Sun Dec 2nd through Sat the 8th, 2018 at Palais des Congrès de Montréal
The authors consider the number of samples needed to achieve an error epsilon in the context of learning an m-dimensional convolutional filter as well as one followed by a linear projection. This is motivated by a desire to rigorously understand the empirical success of CNNs. This paper seems technically correct, yet I believe the setting is very far from real CNNs to the point where it’s not clear if the results will be impactful. The authors only consider a linear convolution layer, which corresponds to a wiener filtering-like operation according to their model, for removing noise for estimating the label. My concern is the motivation, the novelty and the assumptions. For the assumptions, I am not sure that the non degeneracy assumption (A3) is that easy to constraint. Just whitening looks complex, for example in the case of image: either one could use a basis a priori such as a wavelet basis but then this operation is quite complex wrt the tools used in this paper; a second option would be to whiten directly the signal that might be approximative somehow for very large signals For novelty, the authors relate their work to relevant and very recent work on understanding and characterizing deep learning, however I am surprised there is no discussions of any classic signal processing/adaptive filters, the linear restriction in the model and the squared loss gives me a sense that there is a literature from signal processing not considered. In general the lack of literature before 2015 seems odd. I'd like the authors to relate their work to classic signal processing which considers in detail learning linear filters. Additionally I would suggest a relationship to the classic results such as (Barron, 1994) on one-hidden-layer networks. Regarding the motivation, while I agree the results is interesting, since as the authors admit the result is quite distant from the non-linear activation case and it is unclear to me if this result will be useful.
This paper characterizes the sample complexity of learning a CNN, unlike other works that analyze the convergence rate of optimization schemes such as gradient descent. To establish an upper bound of the expected population mean-square prediction error for a convolutional filter, the authors adopt a localized empirical process approach (van de Geer, 2000) instead of attempting a closed-form solution due to difficulties analyzing the distribution properties of the input. They follow standard information-theoretic approaches to establish a lower bound on the expected population mean error. With these results in hand, they consider a network with a single hidden convolutional layer and establish an upper bound that depends on parameter count of the network as well as filter stride.
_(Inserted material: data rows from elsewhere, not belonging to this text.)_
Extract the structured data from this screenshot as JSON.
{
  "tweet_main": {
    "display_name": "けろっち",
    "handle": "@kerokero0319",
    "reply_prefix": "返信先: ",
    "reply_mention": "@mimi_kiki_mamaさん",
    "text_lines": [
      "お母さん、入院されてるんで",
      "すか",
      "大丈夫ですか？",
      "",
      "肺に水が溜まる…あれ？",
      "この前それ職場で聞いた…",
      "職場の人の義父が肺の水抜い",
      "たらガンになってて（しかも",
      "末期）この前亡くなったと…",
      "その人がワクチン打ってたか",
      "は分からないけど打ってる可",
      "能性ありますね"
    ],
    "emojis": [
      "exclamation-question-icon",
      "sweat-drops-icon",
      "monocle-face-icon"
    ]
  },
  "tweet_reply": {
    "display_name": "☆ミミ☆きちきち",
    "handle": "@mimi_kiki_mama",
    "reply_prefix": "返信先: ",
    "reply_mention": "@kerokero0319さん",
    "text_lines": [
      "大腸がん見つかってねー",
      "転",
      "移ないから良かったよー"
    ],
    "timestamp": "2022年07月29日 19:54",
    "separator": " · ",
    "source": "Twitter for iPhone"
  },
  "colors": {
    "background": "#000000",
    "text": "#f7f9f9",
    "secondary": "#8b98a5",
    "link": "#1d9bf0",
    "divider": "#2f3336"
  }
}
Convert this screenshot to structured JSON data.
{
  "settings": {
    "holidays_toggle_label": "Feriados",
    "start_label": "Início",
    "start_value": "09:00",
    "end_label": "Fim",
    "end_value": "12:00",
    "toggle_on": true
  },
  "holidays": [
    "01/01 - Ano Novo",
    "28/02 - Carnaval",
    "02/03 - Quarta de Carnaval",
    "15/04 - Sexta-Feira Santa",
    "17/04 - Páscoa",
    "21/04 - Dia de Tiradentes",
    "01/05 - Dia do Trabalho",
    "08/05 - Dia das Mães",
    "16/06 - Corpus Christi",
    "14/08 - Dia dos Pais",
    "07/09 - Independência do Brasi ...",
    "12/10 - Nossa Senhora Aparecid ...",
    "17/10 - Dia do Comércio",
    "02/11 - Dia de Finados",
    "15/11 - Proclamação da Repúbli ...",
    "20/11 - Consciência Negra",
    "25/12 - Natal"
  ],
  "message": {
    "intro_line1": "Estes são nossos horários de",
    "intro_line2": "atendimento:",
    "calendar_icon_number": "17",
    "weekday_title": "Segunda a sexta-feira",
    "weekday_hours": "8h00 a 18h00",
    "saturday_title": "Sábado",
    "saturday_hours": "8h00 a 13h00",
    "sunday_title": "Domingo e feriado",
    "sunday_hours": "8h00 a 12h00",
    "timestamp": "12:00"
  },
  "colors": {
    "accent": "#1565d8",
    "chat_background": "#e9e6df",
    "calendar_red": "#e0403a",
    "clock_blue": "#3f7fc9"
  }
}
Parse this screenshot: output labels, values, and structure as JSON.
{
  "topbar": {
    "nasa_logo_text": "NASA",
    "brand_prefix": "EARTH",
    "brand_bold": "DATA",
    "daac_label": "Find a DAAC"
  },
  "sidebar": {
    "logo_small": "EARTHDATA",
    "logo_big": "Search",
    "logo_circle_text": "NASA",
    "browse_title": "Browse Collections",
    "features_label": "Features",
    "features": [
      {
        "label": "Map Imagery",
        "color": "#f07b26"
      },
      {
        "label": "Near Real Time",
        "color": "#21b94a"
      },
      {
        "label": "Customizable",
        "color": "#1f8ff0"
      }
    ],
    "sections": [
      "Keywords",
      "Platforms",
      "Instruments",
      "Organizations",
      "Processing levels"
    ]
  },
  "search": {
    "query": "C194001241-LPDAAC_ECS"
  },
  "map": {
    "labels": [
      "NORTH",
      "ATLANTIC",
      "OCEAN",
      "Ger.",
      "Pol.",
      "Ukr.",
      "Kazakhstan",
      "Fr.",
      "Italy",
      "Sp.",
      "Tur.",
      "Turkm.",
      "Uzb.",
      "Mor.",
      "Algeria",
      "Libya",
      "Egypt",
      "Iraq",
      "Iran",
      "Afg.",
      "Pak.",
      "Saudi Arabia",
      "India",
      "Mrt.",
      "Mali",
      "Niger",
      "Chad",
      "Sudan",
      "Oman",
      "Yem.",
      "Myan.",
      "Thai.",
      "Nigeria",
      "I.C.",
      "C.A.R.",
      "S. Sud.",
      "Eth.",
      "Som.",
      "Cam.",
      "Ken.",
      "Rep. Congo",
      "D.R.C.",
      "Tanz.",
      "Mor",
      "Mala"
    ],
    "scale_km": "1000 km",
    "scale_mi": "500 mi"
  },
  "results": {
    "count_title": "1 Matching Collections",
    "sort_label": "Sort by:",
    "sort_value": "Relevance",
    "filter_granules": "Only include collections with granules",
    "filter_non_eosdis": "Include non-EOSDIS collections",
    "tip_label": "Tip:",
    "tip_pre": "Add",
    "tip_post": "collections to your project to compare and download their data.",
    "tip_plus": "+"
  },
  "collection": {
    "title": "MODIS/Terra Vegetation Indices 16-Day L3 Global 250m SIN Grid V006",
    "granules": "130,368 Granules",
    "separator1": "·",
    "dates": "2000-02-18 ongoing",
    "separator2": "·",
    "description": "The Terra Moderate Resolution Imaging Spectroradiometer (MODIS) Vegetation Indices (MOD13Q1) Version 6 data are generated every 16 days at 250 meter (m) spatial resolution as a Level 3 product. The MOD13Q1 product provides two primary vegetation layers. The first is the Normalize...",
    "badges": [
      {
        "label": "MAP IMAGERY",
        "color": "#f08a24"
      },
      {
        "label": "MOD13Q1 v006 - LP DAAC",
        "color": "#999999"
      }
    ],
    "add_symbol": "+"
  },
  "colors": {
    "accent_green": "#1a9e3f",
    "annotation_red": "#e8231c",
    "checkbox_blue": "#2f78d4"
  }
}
The lower bound for the 1-layer network is shown to scale on the parameter count. A small set of experiments comparing a convolutional filter to a similar fully connected parameterization show that error goes up as filter size increases for a stride of 1, which corresponds to the derived error bound. The theoretical bound in which stride is not a factor has empirical evidence in the experiment setting the stride equal to the filter size. The experiments in Figure 4 show that a 1-hidden layer CNN with similar number of parameters and stride=1 exhibits similar performance to a FNN, but shared parameters and increased stride widens the gap (CNN outperforms FNN). Overall, I think the analysis is a helpful step towards understanding how CNNs learn more compact representations and require fewer samples for learning. It would have been nice to see some further empirical evidence - for example changing the input dimension or the type of data. Explanation of the experiments in Figure 4 are unclear. First it is stated that filter size is fixed to m = 8. Then, further explanation states that filter size is chosen to be 4 and 8. Is this supposed to be the stride?
Sample complexity for a linear convolution network based regression model is provided. Extension of the provided theoretical analysis for nonlinear models is not straight forward. In that sense, I would not refer to it as the sample complexity for a convolution neural network. Nevertheless, the theoretical results are valuable, possibly a stepping stone for deriving sample complexity on deep convolution neural networks in the future. Here are some suggestions. It may benefit to explain the difference between population and empirical loss. The mathematics in the introduction section may be avoided, and put in some other section. What are the connections, if any, between the sample complexity and optimization algorithm such as stochastic gradient ? For deep convolution neural networks, sample complexity analysis, explicitly accounting for the details of an optimization approach, could be beneficial and of high practical value. In Figure 4, the range for the number of training data is too short. For experiments if not theory, deep convolution neural networks should also be considered in the comparison. ------------------------------------------ I have read the rebuttal. While keeping same scores, I am in the favor of accepting this paper. I have increased my score by one point after a discussion with the other reviewers.